EMB: February 11 at 06:00 UTC
Decentralized finance (DeFi) protocol Spark is driving one of the deepest pools of DeFi stablecoin liquidity into institutional markets, introducing a new lending infrastructure designed to connect on-chain capital with off-chain borrowers who have largely stayed outside of DeFi.
The protocol introduced Spark Prime and Spark Institutional Lending in an announcement at Consensus Hong Kong 2025 on Wednesday.
The new offerings expand more than $9 billion in stablecoin liquidity deployed in products targeting hedge funds, trading firms and fintechs operating under traditional custody and compliance requirements. According to Galaxy, off-chain crypto lending is estimated at around $33 billion, reflecting sustained demand from institutions that remain cautious about direct on-chain exposure.

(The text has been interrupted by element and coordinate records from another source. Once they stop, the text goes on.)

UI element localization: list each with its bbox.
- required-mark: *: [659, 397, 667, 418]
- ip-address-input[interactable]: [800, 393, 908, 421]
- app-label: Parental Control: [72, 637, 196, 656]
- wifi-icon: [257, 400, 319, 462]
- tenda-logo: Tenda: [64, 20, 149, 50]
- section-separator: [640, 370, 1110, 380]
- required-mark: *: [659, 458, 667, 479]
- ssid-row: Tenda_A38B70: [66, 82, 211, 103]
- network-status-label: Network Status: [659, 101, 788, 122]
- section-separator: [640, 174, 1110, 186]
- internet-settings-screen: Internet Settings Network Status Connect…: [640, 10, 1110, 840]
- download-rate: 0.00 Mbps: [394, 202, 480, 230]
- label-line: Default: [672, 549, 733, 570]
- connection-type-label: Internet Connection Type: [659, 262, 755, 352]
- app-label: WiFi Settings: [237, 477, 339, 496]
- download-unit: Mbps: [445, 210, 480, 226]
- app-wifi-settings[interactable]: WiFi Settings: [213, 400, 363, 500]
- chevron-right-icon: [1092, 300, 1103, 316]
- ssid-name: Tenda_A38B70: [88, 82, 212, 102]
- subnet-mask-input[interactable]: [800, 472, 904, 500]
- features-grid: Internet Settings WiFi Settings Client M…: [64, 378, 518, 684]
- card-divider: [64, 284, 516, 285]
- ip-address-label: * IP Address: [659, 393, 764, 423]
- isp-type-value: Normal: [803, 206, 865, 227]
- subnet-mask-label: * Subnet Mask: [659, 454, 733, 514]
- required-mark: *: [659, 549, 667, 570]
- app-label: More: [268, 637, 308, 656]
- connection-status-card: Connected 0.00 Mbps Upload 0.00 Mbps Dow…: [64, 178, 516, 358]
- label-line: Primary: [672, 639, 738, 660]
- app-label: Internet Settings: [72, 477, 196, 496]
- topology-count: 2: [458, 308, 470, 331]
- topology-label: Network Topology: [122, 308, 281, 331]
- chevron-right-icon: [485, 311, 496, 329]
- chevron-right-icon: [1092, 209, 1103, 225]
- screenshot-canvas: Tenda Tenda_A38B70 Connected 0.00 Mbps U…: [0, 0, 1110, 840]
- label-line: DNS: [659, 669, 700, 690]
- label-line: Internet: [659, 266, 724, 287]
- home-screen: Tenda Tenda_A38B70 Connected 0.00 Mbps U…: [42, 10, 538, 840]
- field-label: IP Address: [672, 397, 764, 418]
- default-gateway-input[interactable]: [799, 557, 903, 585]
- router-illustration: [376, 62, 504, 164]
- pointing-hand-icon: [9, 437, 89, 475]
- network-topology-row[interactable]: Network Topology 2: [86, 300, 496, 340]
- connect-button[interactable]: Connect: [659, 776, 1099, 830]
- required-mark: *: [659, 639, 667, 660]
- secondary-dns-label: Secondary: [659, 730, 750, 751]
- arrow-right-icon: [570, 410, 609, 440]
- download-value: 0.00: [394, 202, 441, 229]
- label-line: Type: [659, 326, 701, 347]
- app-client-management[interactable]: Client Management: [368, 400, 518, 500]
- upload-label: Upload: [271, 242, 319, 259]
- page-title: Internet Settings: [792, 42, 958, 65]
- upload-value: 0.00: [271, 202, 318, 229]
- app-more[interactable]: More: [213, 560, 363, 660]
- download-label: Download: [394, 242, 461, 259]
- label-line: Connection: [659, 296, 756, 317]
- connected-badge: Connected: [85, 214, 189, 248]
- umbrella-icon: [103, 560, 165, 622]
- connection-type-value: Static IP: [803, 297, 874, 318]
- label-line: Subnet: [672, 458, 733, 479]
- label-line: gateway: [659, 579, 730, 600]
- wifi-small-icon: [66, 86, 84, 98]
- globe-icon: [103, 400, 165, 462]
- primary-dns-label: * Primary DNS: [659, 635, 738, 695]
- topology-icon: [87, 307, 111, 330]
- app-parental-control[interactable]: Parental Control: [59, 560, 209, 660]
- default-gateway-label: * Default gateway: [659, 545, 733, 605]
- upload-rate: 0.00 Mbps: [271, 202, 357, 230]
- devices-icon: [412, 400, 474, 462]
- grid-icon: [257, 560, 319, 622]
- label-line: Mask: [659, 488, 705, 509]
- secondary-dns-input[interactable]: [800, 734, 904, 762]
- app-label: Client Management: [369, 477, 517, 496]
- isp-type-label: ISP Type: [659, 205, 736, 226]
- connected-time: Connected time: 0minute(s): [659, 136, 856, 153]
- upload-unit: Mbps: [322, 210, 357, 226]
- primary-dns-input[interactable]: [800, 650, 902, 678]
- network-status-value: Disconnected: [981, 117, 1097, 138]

“This will be an OTC cryptocurrency loan through a qualified custodian,” Sam MacPherson, co-founder of Phoenix Labs, the largest contributor to Spark, told CoinDesk in an interview. “This market is much larger than the DeFi lending market, and we can issue the same type of overcollateralized loans that Maker has done since its inception, but with access to a much broader set of borrowers.”

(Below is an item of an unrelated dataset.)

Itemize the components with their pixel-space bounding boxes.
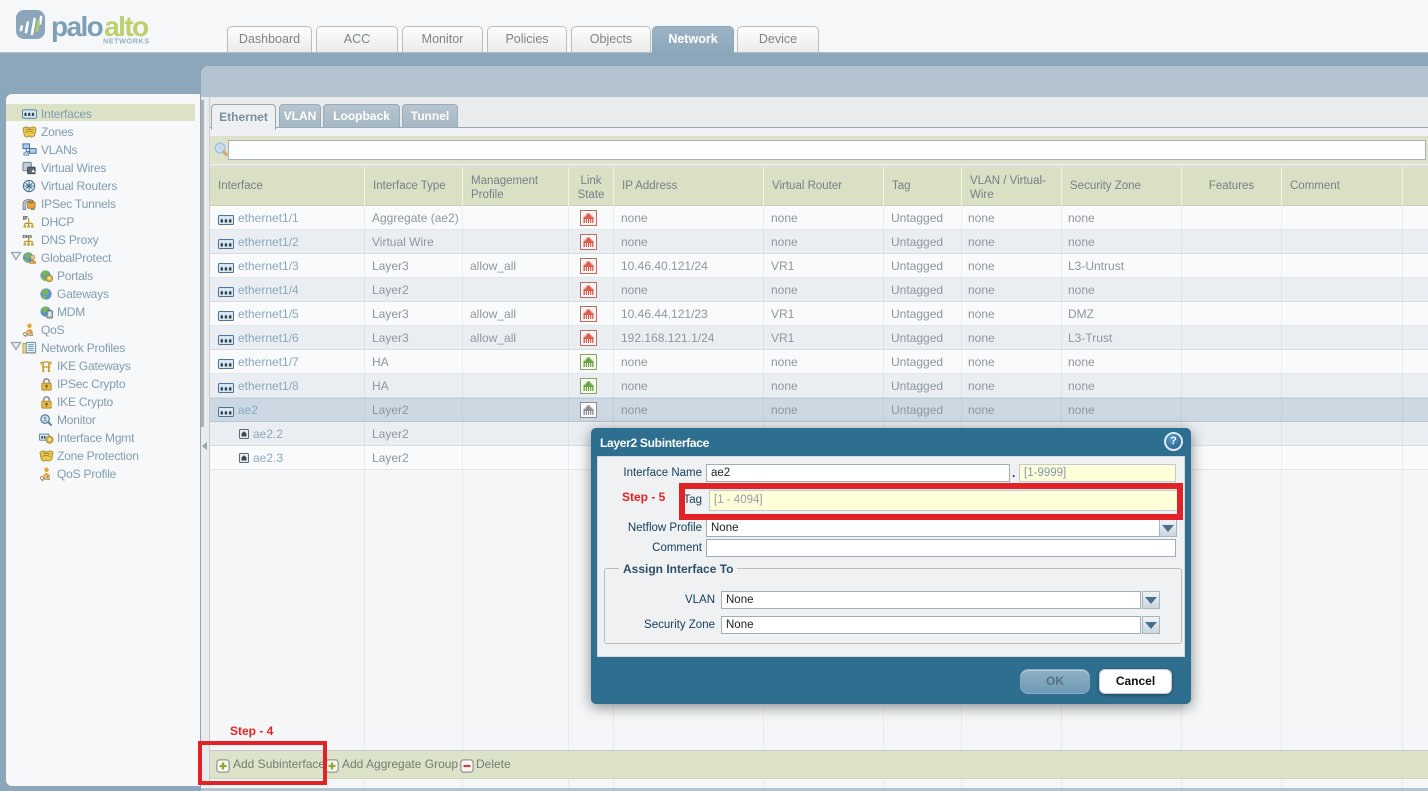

Spark Prime introduces a margin lending model that allows borrowers to deploy collateral on centralized exchanges, DeFi venues, and qualified custodians under a single risk framework. That structure improves capital efficiency for hedge funds that pursue strategies such as perpetual futures trading, while giving lenders more direct exposure to funding rates.
The system is powered by prime broker Arkis’ margin and liquidation engine, which can automatically unwind positions across venues if portfolio risk thresholds are exceeded.
Spark Institutional Lending is aimed at companies that prefer full custodial involvement. Through agreements with providers like Anchorage Digital, institutions can borrow against collateral held in regulated custody while accessing liquidity pools governed by Spark.
MacPherson said the design reflects hard lessons from past market failures. “The status quo is still providing unsecured loans to hedge funds, which can go horribly wrong,” he said. “By holding overcollateralized positions and maintaining collateral with a broker, security for lenders is dramatically improved.”
Spark has already supported institutional-scale deployments, supplying most of the liquidity behind Coinbase’s bitcoin lending product in 2025 and allocating hundreds of millions of dollars to back PayPal’s PYUSD. The new offerings formalize that approach in a broader institutional framework, positioning Spark as a conduit between on-chain stablecoin demand and off-chain capital markets.